Im Print ist es allein die taz, die den von Pro Quote errechneten
Frauenmachtanteil von 50,8 Prozent erreicht. Platz zwei erzielt die
Süddeutsche Zeitung mit 32,1 Prozent. Die Bild, als größte und wohl
einflussreichste Zeitung in Deutschland, wird „zu fast drei Vierteln von
Männern gelenkt, der Frauenmachtanteil liegt bei 26,8 Prozent“, heißt es in
der Studie.
Noch eindrücklicher werden die Zahlen, betrachtet man, wer de facto in den
Chefredaktionen sitzt. Zwar wird die Frauenquote besser, je niedriger man
in der Hierarchieebene geht. Aber die Spitze ist unangefochten männlich.
Die wichtigsten deutschen Zeitungen werden ausschließlich von Männern
geführt. Bis vor kurzem gab es mit Digitalchefredakteurin [2][Julia
Bönisch] allein eine Co-Chefin bei der SZ. Bönisch war den anderen
Chefredakteuren gleichgestellt. Ende Oktober hat sie die Zeitung jedoch
verlassen, ihre Stelle ist vakant.
Damit gibt es auf der obersten Ebene keine Chefredakteurin bei einer
deutschen Tageszeitung – und übrigens auch nicht bei einer Wochenzeitung.
Marion Horn, Chefredakteurin der Bild am Sonntag (BamS), wird nicht
mitgezählt, weil mittlerweile alle Bild-Produkte dem Bild-Chefredakteur
Julian Reichelt unterstehen. Ähnlich ist es bei der Welt. Dagmar Rosenfeld
ist seit dem Frühjahr 2019 Welt-Chefredakteurin. Hierarchisch gesehen steht
Ulf Poschardt jedoch über ihr. „Er ist ‚übergreifend verantwortlich für
alle Angebote der Gruppe‘“, schreibt Pro Quote Medien.

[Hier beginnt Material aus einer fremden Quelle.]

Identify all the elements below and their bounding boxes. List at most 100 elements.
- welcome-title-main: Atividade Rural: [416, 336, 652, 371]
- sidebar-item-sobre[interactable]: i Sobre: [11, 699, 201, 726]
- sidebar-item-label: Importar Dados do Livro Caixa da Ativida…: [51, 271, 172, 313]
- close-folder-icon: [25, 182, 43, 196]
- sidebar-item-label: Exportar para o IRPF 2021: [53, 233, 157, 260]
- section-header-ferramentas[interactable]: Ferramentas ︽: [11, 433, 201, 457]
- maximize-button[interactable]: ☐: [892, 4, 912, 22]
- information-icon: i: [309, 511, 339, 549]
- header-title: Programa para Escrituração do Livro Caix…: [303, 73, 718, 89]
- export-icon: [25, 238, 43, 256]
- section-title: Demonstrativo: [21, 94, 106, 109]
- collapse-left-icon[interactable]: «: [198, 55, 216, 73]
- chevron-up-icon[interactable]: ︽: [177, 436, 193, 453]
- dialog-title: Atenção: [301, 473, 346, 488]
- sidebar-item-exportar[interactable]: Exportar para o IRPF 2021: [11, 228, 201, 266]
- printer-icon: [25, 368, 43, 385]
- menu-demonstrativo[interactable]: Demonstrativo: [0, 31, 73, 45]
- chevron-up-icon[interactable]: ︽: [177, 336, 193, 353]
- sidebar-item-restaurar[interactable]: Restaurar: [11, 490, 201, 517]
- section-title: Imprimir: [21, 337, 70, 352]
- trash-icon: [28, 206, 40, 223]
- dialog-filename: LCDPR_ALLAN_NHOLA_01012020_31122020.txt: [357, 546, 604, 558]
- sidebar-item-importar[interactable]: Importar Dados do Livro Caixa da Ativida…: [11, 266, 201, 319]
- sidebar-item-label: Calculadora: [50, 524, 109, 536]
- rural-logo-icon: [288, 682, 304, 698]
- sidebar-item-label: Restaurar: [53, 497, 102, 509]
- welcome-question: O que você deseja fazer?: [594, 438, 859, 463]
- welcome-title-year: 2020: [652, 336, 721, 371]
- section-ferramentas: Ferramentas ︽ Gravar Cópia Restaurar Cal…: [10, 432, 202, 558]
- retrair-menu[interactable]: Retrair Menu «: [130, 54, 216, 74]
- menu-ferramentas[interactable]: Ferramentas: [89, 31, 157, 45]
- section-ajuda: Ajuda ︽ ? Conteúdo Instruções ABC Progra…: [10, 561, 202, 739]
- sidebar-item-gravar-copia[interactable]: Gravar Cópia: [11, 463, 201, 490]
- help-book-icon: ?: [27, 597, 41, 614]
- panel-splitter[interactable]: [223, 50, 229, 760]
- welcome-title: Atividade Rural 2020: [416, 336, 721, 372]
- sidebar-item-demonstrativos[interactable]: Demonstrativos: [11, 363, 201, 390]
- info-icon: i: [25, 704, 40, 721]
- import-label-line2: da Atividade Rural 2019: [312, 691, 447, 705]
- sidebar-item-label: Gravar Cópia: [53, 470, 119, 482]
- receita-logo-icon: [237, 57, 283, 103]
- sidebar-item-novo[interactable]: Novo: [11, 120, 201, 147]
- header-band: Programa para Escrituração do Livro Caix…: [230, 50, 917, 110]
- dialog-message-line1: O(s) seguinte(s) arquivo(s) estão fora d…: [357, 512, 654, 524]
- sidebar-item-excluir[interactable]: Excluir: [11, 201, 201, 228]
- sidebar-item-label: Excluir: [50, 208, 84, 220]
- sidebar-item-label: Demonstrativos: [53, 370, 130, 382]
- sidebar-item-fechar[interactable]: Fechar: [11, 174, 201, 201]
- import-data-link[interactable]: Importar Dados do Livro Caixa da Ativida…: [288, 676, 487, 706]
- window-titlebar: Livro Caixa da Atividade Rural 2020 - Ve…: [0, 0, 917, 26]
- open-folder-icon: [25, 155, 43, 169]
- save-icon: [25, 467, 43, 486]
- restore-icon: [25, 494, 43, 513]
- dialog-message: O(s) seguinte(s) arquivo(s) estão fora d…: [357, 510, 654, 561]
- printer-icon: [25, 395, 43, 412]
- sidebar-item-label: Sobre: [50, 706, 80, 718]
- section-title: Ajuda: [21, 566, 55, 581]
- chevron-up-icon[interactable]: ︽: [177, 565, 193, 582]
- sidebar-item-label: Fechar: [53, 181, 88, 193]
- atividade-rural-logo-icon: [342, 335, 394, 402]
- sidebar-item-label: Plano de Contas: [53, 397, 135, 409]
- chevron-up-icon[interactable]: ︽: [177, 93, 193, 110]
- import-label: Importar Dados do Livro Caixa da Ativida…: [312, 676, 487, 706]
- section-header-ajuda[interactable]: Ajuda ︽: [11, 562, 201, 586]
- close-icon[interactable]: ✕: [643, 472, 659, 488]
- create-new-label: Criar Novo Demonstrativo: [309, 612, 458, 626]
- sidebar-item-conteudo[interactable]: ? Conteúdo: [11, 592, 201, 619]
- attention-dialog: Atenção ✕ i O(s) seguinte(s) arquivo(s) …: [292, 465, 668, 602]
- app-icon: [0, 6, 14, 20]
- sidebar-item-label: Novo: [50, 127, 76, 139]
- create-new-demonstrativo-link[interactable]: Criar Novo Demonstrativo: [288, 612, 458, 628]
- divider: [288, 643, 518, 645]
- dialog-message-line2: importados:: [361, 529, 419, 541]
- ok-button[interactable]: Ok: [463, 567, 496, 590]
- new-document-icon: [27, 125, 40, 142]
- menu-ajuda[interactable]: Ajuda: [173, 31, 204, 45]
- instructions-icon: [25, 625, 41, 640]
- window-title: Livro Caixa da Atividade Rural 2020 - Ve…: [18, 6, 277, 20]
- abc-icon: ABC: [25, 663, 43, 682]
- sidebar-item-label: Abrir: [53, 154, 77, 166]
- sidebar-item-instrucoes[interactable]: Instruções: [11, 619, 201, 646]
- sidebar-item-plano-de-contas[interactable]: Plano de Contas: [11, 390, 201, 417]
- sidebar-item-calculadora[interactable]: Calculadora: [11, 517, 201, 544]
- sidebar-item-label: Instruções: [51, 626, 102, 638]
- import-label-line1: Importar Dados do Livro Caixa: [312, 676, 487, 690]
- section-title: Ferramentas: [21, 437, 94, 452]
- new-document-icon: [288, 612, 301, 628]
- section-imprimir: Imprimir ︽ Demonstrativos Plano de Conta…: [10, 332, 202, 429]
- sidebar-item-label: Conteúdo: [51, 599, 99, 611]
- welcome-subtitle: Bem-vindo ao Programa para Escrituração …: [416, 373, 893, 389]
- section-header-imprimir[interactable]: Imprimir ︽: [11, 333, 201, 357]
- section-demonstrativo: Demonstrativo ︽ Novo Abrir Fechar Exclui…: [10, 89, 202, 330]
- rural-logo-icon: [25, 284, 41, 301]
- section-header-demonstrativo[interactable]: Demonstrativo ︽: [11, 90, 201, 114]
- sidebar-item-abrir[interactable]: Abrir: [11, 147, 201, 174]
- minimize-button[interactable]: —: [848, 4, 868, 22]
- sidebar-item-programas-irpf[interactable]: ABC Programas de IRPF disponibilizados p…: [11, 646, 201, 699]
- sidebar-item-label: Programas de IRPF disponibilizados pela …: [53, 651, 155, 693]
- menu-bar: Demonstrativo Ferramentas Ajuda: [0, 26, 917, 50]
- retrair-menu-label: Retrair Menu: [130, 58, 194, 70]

In den Online-Redaktionen scheint es auf den ersten Blick besser zu laufen
als im Print, hier zählt Pro Quote einen Anteil von 30 Prozent Chefinnen.

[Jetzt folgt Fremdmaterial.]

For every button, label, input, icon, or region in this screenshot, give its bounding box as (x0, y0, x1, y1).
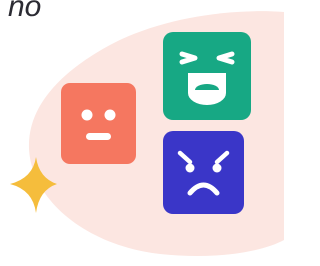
neutral-face-icon (61, 83, 136, 164)
sad-face-icon (163, 131, 244, 214)
illustration (10, 11, 284, 257)
shocked-face-icon (163, 32, 251, 120)
emoji-illustration-panel: no (0, 0, 284, 266)
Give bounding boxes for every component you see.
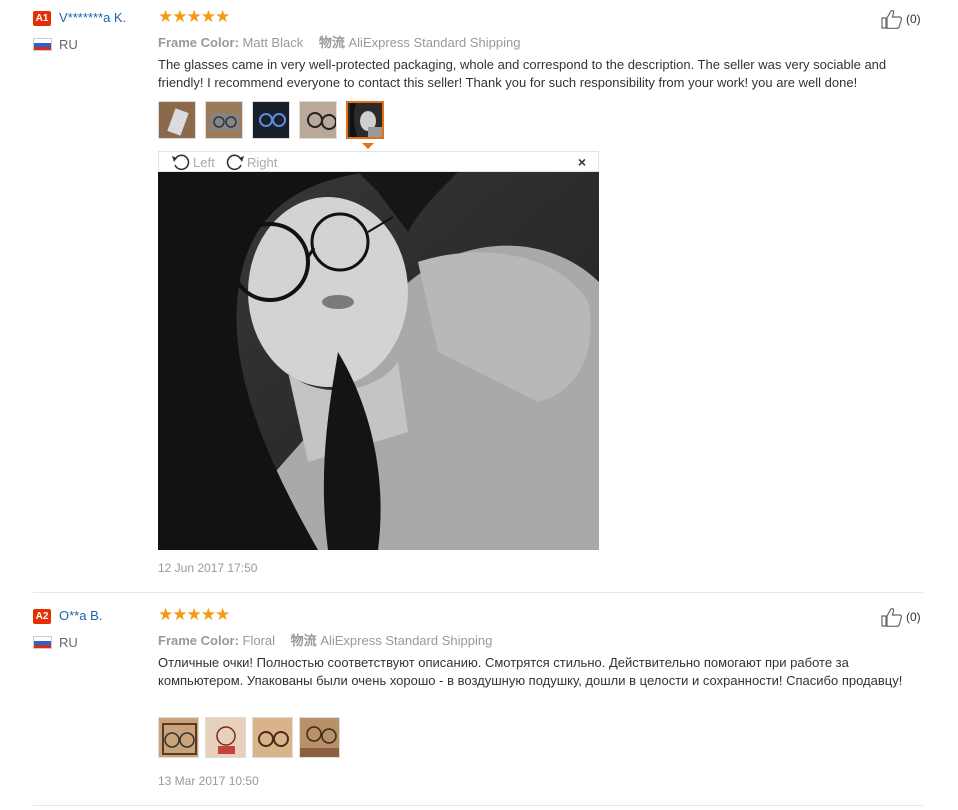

Doch Sabine Stamer warnt vor Euphorie: 30 Prozent seien immer noch ziemlich
wenig. Früher forderte der Verein noch eine 30-Prozent-Quote, heute will
man 50.
Ein Lichtblick: die Zeitschriften. Bei den 66 untersuchten
Publikumszeitschriften liegt der Frauenmachtanteil in den Chefredaktionen
bei 48,9 Prozent. Vergleichsweise hoch. Hier lohnt allerdings ein Blick auf
die thematische Aufschlüsselung. Sogenannte „Frauenzeitschriften“ und
Hefte, die sich schwerpunktmäßig mit Themen wie „Haus und Garten“ oder
„Unterhaltung“ beschäftigen, haben größtenteils eine Frau an der Spitze.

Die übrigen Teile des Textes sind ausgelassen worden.